To assess medical students’ competencies in a variety of skills, most medical schools in Indonesia implement the Objective Structured Clinical Examination (OSCE) both as a clinical skills examination at the undergraduate stage and as a national exit exam (Rahayu et al., 2016; Suhoyo et al., 2016). Most OSCE stations test both communication domains and specific clinical skills that will be assessed based on rubrics and scoring checklists which relies on examiners’ observations (Setyonugroho et al., 2015).  The OSCE has a challenge in its complexity to standardise  the scores, which are very depend on OSCE examiners’ perceptions (Pell et al., 2010). In a well-designed OSCE the examinees performance should only influence the examinees’ score, with minimal effects from other sources of variance (Khan et al., 2013). Research showed that there are influences of examiner’s background variability on OSCE results although they have been asked to standardise their behaviour (Pell et al., 2010) The decision and behaviour of OSCE examiners will affect the quality of assessment, including making a pass or fail decision, considering the complexity of knowledge, skill, and attitude in medical education (Colbert-Getz et al., 2017; Fuller et al., 2017).  

Examiners observations also rely on their clinical practice experience, OSCE examining experience, and gender conformity (Mortsiefer et al., 2017). Even in OSCE that is held in the most standard conditions, the examiner factor has the biggest role in scoring inaccurately (Mortsiefer et al., 2017). However, the reason for this inaccuracy remains unclear since there are concerns regarding the scoring agreement of examiners in OSCE and how the result might be affected by this issue. There is a need to consider the influence of examiners’ background variability (gender, educational level, clinical practice experiences, length of clinical practice experiences, OSCE experience, and OSCE training experience) when preparing teachers as OSCE examiners. This study aimed to understand background variability as a factor influencing examiners’ scoring agreement in assessing students’ performance in procedural skill, as the first step of faculty development program to ensure the standard quality for examiners.

II. METHODS

A. Study Design

This mixed-method study used a sequential explanatory design. This mixed-method approach is expected to provide more comprehensive results and better understanding than using a separated method (Creswell & Clark, 2018).

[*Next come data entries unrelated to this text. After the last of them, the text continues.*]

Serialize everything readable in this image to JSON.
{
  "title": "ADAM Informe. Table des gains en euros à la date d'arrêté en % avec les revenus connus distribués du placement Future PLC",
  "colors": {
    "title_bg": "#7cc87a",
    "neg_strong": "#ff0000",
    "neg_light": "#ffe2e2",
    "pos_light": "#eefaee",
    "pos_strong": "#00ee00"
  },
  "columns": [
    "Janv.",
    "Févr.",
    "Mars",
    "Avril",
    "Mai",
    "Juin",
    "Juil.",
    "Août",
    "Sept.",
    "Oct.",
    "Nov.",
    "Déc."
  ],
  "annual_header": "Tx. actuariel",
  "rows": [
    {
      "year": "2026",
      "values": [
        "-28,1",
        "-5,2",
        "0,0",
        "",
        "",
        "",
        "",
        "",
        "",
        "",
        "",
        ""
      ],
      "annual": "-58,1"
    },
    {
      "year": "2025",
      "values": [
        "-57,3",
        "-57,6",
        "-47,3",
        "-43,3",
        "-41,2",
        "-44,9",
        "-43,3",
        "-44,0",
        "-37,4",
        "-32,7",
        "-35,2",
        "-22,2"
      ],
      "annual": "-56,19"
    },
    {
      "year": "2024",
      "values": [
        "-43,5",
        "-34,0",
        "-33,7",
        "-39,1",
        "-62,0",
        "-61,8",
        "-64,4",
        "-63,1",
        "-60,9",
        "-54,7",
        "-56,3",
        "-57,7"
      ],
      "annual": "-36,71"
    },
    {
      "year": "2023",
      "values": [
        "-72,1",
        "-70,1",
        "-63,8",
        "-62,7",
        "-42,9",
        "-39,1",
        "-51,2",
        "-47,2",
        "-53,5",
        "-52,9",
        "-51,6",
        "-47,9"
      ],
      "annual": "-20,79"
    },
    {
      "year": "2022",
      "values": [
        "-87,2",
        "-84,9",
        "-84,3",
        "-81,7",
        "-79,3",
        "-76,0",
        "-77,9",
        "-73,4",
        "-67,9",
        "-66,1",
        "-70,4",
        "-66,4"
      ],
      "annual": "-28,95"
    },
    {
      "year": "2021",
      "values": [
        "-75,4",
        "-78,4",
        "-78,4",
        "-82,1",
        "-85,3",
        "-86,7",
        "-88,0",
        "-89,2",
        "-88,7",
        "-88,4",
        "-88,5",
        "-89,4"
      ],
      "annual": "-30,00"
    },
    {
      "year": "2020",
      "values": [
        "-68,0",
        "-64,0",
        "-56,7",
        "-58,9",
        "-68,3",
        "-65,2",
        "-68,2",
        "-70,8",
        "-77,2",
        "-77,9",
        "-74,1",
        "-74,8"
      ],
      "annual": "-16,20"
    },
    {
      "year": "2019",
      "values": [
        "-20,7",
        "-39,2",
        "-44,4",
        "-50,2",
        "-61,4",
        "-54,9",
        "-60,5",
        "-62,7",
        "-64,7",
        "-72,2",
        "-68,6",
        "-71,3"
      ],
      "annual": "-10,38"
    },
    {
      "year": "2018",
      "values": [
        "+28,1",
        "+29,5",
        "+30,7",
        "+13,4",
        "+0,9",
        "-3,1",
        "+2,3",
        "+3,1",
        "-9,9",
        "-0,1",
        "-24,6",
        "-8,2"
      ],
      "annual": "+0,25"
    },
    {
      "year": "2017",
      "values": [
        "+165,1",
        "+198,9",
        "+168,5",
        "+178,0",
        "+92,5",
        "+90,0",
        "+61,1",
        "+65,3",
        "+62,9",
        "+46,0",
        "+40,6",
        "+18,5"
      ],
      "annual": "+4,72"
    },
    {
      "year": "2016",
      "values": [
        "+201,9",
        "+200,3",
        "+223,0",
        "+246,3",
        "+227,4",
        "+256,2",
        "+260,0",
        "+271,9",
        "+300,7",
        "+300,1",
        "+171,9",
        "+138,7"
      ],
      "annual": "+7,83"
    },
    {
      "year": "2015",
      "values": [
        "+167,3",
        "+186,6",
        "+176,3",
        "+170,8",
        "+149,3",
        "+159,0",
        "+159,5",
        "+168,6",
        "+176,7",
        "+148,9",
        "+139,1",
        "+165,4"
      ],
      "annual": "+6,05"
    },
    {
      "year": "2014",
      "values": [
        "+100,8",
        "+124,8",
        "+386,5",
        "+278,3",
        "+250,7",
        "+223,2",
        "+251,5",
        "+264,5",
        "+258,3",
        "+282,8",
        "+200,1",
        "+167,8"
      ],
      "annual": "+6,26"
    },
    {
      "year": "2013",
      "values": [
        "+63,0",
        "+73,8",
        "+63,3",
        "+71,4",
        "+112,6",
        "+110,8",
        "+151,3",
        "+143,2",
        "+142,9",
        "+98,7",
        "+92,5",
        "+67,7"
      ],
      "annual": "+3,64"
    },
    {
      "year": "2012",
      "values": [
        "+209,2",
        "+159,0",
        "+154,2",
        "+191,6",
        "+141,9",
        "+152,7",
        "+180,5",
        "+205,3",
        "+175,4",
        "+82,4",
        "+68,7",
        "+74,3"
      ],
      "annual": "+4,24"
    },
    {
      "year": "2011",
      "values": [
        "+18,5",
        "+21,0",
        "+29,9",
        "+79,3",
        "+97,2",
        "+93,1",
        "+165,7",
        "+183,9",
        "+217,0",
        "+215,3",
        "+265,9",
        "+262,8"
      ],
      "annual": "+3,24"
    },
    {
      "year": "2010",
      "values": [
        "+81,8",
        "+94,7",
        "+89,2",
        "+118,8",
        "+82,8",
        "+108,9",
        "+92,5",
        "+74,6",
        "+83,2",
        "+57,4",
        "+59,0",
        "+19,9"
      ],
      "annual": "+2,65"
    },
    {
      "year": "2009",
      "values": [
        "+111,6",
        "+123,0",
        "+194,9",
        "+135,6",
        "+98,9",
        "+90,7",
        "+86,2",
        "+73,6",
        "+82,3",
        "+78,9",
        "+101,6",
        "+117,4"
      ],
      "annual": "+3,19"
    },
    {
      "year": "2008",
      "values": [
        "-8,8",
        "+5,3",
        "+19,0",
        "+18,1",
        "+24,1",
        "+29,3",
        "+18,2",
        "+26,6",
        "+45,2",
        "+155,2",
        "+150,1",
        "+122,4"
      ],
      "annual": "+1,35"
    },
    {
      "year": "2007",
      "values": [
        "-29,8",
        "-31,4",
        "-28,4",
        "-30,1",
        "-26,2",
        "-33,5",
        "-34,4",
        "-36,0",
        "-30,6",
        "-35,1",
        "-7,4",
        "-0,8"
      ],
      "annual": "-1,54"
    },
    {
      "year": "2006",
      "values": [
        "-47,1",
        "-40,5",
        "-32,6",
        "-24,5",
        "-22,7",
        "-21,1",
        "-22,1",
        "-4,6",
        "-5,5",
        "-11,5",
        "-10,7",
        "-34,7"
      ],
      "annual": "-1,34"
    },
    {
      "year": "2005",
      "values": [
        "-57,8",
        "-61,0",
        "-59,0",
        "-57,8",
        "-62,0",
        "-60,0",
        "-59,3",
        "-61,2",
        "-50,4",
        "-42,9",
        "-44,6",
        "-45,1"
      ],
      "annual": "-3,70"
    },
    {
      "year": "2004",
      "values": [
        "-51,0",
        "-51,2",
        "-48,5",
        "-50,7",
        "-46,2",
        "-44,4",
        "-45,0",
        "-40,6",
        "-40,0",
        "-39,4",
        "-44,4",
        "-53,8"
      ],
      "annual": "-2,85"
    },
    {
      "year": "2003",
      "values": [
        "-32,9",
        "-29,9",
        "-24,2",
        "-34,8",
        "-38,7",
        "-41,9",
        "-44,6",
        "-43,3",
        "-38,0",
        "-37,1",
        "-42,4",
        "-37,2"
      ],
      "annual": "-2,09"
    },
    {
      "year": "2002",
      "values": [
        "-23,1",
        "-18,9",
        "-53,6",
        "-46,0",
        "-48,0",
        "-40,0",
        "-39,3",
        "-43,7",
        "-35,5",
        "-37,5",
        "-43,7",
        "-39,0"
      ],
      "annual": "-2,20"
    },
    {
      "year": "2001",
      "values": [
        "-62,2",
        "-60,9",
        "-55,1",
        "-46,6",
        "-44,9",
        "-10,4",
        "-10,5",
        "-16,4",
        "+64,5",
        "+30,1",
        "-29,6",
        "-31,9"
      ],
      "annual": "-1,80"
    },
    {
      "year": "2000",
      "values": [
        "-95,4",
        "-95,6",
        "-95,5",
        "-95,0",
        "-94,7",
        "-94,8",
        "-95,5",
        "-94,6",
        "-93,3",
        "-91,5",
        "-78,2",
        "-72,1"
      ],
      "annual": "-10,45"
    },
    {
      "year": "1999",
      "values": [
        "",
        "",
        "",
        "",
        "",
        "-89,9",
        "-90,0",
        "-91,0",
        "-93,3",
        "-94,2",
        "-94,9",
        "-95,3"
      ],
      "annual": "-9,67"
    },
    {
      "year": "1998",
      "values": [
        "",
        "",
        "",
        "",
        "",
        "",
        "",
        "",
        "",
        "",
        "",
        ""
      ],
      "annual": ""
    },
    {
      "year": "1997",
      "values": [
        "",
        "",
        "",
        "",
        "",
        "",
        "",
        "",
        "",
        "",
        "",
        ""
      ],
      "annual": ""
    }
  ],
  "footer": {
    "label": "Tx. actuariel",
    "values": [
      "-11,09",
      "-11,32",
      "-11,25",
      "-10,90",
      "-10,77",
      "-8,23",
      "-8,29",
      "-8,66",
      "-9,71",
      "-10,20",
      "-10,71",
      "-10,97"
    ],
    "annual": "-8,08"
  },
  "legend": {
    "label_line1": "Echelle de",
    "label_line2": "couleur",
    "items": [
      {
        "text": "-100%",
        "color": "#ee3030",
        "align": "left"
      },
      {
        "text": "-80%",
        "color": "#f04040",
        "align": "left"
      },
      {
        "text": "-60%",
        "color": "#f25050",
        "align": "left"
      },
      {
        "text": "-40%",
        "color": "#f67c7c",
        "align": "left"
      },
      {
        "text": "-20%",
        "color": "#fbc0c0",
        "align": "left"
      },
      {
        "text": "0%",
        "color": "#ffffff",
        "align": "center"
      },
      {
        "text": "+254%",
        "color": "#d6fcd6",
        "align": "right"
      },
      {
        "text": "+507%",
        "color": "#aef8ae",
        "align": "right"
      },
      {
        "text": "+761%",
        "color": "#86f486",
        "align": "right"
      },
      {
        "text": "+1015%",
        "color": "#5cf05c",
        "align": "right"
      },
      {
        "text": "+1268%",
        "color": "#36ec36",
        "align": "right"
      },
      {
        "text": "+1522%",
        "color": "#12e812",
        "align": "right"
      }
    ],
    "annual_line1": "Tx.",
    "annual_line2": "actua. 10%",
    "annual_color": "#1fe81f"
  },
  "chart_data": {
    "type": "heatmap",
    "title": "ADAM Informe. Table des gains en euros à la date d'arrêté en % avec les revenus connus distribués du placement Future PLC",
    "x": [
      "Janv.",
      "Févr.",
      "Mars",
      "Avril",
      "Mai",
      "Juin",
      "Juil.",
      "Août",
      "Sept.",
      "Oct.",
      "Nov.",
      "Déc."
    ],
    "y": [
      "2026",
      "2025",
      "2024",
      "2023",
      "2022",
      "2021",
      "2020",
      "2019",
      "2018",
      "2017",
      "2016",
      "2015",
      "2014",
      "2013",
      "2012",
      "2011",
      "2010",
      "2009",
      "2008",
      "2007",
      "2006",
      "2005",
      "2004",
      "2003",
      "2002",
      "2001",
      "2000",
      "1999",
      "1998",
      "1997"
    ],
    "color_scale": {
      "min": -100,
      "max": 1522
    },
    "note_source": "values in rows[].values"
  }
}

This study comprised of 2 sequential phases of data collection and analysis (QUANTITATIVE: qualitative) using sequential design. First, quantitative data were collected as a cross-sectional study of the examiners’ strength of agreement using Fleiss Kappa while assessing the clinical skill performance recorded in the 2 videos: one video portrayed CPR according to performance guideline and the other portrayed CPR not according to performance guideline. We used these 2 videos in order to portray more comprehensively how the consistency of OSCE examiner agreement both on good and poor clinical skill performance.

Figure 1 Mixed method explanatory design

In the second phase, in-depth interviews were used to complement the quantitative results to gain more information and a detailed confirmation about how the scores were decided (Stalmeijer et al., 2014). In this stage of study, researchers explored and explained the examiners’ OSCE experiences and behaviour when they give a score on a clinical skill examination and the influences on their scoring regarding their backgrounds.

B. Materials and/or Subjects

The strength of agreement of the videos’ score came from 64 OSCE examiners FoM UKDW. Mortsiefer et al., (2017), explained that more subjects are better when investigate examiner characteristics associated with inter-examiner reliability (Mortsiefer et al., 2017).  In the second phase, in-depth interviews were conducted with 6 examiners of FoM UKDW, selected by purposive sampling regarding their scores and how they represented their own unique background (Table 1).

Researcher (OGP) provided all the participants with written information about this research and addressed ethical issues in an informed consent form. Researcher ensured participants understand the research protocol and clarified any questions regarding this study. Participants who agreed to take part, sign the informed consent form prior to the data collection. 

We held interviews in FoM UKDW with maximum 30 minutes of duration each interview. The inclusion criteria for examiners who were selected for this study were involved as full-time faculty members, had over 4 times OSCE examination experience, and had done OSCE examiner training, expecting that they had enough interaction with other faculty members and had influences from medical doctor education (Park et al., 2015). The exclusion criteria were participant did not answer the research invitation and did not fill the assessment form completely. Main researcher (OGP) conducted the interview. Main researcher was a male, student of Master of Health Profession Education Universitas Gadjah Mada, and the staff of FoM UKDW.

C. Statistics

1)Quantitative data analysis: We grouped examiners into 18 groups based on their background which were gender, educational level, clinical practice experiences, length of clinical practice experiences, OSCE experience, and OSCE training experience as shown in Table 1. We analysed all gathered data using IBM SPSS Statistics 25 and Microsoft Office Excel 365 (IBM Corp., Chicago). We presented quantitative data as a strength of agreement in percentage. The strength of agreement was calculated using Fleiss Kappa to determine the agreement between each group of each examiner background on whether CPR performances (primary survey, CPR Procedure, and professional behaviour), that portrayed in those 2 videos, were exhibiting score either “0”, “1”, “2”, or “3” based on the assessment guideline and rubric’s criteria (Purnajati, 2020). Based on recent research, agreement above 60% was considered as a substantial and adequate agreement (Stoyan et al., 2017; Vanbelle, 2019).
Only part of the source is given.